Kaehny also criticized Hochul for appointing James Dering, a Cuomo ally, the acting chair of JCOPE just prior to a vote before the board on a matter directly relating to Cuomo. “That created a storm of unhappiness and rightly so,” he said. Asked by reporters, Hochul said JCOPE needed someone familiar at the helm and that she had no relationship with Dering herself. She also re-committed to an overhaul of the troubled ethics agency.

Kaehny said it’s hard for the public to give Hochul or her administration the benefit of the doubt after Cuomo “destroyed” the public trust in government. “Hochul inherited an extremely politicized executive branch where Cuomo spent ten years populating these agencies with loyalists, and that's a big challenge,” he said. “It's hard to just pretend that everything will be normal now. She has to earn the public's trust, and let's not forget the really fundamental fact is, she was lieutenant governor during all of his misdeeds and reign of terror and whatnot….She was in his administration. She represented their policies and programs.” 

New York Republicans, who’ve been focused on trying to win the 2022 governor’s race for several years as their main path back toward greater political relevance in the state, have quickly labeled Hochul as a continuation of the Cuomo regime. “Kathy Hochul is so desperate to avoid a Democrat primary, she's gone even further to the radical left than Andrew Cuomo,” said Nick Langworhty, chair of the New York State Republican Party, in a statement to Gotham Gazette. “She may be a nicer version of Cuomo but beware the wolf's in sheep's clothing as she poses an even greater threat to taxpayers and the safety of all New Yorkers.”

When Hochul took over from Cuomo, one of her priorities was to fix the mess his administration made in trying to hide data on the covid toll in nursing homes. Even as the federal investigation into that continues, she promised to be more open and to provide all the data that the Legislature and the media had been requesting for more than a year. 

Assemblymember Ron Kim, a Queens Democrat who battled the Cuomo administration on the nursing home issue, said he has seen no difference in Hochul’s response. “She has not even communicated, or acknowledged the problem in her first month, and that for me is a major problem,” he said. 

“All the families and the workers want to have an opportunity to present themselves and what they’ve gone through during this pandemic and start working together to try to fix a broken system. But she has not made an effort,” added Kim, who some believe is eyeing a run for statewide office, possibly lieutenant governor, in next year’s election. “In fact, she’s gone out of her way to avoid having tough conversations with me...This is something that’s really appalling.”

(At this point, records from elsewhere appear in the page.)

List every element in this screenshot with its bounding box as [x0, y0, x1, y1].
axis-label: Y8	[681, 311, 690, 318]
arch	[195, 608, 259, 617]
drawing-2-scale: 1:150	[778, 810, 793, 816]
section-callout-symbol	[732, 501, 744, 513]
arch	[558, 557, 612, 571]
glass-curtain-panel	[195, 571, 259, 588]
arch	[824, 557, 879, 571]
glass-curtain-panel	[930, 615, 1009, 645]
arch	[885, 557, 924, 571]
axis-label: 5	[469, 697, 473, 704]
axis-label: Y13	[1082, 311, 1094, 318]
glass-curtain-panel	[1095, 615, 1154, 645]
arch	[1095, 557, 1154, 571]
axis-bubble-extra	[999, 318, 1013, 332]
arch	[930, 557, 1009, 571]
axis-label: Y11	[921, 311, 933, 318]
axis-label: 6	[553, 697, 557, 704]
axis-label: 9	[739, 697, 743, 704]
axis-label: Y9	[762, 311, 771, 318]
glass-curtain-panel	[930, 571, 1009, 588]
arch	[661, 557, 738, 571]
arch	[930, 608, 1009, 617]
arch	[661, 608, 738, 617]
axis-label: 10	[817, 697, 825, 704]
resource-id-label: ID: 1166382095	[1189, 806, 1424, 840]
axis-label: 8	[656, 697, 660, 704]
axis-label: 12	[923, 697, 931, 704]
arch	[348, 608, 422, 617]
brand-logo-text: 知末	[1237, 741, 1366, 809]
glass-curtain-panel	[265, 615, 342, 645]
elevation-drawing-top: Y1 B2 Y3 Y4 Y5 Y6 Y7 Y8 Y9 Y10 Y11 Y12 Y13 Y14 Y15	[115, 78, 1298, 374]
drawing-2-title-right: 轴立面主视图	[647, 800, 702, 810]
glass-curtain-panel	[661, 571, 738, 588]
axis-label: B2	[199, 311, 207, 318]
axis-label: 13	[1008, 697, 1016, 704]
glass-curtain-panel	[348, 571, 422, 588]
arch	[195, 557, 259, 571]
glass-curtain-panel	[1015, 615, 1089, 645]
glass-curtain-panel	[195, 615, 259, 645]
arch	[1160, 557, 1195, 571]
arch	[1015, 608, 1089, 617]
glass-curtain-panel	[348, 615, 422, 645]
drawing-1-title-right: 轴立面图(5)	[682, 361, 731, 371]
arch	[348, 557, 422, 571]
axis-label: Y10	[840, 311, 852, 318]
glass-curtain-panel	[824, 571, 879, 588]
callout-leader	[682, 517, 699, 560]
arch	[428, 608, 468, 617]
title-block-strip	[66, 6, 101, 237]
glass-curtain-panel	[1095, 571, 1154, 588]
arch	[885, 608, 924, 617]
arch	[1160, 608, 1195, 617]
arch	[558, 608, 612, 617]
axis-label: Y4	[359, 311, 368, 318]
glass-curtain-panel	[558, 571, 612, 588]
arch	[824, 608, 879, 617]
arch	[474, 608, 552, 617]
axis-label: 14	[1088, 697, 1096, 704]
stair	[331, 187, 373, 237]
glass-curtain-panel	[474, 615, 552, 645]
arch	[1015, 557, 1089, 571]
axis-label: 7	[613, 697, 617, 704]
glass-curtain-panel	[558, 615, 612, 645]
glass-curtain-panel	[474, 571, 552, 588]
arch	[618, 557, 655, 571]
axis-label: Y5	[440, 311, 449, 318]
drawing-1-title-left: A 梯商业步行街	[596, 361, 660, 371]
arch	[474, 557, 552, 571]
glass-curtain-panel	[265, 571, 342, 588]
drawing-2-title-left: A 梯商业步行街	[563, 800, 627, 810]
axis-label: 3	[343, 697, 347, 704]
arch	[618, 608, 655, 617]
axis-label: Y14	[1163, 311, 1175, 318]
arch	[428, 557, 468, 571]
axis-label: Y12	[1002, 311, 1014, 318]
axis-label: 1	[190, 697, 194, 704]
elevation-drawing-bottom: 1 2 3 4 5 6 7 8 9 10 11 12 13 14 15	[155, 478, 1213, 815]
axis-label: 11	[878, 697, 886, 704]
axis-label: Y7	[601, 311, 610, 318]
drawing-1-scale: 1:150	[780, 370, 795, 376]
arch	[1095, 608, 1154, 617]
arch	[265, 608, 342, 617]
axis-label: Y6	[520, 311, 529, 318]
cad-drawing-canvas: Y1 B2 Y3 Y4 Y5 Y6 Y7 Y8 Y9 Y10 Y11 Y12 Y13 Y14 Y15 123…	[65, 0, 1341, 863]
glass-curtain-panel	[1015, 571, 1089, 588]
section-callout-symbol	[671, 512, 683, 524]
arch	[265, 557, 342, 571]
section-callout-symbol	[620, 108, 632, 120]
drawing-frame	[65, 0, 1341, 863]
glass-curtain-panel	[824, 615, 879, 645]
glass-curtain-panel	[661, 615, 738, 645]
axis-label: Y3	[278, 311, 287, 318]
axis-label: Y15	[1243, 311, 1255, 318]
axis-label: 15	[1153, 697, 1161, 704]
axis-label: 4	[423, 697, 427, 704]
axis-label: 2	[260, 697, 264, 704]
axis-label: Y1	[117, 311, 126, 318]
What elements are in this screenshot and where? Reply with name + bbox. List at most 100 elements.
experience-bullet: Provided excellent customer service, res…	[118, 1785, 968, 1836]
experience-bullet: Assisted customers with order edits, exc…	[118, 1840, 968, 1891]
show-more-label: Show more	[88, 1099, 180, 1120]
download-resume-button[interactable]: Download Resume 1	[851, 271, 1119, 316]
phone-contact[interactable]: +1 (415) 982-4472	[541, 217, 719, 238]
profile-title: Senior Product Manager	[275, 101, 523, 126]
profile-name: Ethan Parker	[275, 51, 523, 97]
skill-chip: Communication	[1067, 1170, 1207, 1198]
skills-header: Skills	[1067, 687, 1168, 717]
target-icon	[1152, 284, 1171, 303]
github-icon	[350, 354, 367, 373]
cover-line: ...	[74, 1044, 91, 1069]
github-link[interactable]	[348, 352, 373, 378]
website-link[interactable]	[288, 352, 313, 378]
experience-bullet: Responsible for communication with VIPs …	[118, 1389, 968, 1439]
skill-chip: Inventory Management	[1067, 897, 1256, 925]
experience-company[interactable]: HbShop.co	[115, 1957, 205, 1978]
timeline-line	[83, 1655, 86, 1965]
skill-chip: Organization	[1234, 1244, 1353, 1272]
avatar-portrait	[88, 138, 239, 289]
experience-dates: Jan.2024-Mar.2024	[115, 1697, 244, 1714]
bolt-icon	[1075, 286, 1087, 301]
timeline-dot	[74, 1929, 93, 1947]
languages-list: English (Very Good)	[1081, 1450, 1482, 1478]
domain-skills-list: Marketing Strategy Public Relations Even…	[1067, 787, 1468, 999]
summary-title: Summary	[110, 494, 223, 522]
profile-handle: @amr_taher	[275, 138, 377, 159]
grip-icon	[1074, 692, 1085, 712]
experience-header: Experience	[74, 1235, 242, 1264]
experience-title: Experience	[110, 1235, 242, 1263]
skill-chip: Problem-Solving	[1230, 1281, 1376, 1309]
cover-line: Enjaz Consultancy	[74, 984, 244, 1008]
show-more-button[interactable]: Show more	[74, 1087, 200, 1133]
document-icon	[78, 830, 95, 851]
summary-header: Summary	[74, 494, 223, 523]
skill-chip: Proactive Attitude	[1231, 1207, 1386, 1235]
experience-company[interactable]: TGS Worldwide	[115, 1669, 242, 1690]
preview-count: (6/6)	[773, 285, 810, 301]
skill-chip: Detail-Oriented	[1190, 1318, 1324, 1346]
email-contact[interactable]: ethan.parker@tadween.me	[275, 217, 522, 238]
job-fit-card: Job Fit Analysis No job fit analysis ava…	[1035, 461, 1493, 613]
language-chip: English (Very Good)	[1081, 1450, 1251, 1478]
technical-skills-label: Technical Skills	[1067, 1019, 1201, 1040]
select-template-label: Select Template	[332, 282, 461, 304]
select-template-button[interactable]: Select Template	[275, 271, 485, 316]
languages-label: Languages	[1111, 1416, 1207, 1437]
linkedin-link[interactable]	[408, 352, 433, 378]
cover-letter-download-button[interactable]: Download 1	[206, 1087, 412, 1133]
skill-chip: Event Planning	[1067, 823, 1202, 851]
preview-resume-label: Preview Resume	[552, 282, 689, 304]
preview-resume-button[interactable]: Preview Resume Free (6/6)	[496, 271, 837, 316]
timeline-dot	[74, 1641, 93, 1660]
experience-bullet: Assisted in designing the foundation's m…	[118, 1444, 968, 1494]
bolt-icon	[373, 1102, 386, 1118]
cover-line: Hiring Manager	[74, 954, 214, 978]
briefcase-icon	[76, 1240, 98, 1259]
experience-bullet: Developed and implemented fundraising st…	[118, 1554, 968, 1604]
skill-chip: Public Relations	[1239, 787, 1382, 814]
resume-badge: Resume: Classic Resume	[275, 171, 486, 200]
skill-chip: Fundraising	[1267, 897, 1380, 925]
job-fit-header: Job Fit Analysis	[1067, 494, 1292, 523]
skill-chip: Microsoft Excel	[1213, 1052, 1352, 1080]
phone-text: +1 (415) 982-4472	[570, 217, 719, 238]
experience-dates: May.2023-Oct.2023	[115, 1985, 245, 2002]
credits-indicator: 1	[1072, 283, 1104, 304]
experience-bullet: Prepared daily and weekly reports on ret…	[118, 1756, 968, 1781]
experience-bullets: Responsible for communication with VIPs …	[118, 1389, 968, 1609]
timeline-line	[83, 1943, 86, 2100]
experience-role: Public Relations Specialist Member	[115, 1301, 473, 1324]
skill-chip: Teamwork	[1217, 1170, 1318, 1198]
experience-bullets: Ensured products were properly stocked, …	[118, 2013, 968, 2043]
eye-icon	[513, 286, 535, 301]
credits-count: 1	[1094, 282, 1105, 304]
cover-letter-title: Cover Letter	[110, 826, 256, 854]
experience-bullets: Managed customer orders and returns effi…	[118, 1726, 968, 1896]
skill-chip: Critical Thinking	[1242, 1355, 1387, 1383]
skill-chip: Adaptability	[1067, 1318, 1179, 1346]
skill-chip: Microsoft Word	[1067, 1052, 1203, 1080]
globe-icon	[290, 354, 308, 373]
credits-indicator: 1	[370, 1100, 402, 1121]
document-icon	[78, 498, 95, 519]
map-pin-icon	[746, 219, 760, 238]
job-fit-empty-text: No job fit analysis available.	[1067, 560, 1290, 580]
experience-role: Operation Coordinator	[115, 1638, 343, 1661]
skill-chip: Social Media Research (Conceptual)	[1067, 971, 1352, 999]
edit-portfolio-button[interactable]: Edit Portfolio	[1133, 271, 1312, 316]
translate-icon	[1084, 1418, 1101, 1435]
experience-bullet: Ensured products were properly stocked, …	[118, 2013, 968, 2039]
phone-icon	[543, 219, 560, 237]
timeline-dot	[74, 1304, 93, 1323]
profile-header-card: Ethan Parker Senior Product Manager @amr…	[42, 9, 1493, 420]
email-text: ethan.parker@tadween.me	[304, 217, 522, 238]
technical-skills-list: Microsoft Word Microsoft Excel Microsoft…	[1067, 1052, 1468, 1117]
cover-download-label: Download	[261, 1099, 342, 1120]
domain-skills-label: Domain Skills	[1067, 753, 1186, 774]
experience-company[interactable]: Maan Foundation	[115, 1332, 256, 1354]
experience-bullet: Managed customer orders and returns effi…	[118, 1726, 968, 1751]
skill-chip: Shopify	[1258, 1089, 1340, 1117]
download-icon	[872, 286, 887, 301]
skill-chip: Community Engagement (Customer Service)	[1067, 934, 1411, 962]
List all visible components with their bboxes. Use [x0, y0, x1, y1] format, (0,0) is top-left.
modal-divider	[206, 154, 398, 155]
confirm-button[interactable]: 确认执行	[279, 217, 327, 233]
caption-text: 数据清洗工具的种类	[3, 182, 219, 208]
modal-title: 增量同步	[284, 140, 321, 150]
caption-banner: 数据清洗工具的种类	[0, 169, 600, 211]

Hochul has taken some steps to address the nursing home scandal. Last month, she said on MSNBC’s Morning Joe that her administration would “continue working to identify principals involved in those decisions'' as she builds out her team. She also immediately ordered the release of health data that more accurately reflects the actual death rate from covid, including in nursing homes, and she accepted Zucker’s resignation. Much more is being asked of her on the issue, however.

“She’s good, if not even better, at identity politics,” said Kim. “...Beneath all the recent headlines and press conferences and announcements and pictures that we're seeing on social media, nothing has changed at all,” he said. “She’s going to the same power brokers that made Cuomo and she’s trying to cut the same deals that propped up Cuomo for many years. And that is a sign that she’s playing the same game, she’ll fall into the same traps....Every decision is about loyalty to her and garnering as much support for her reelection.”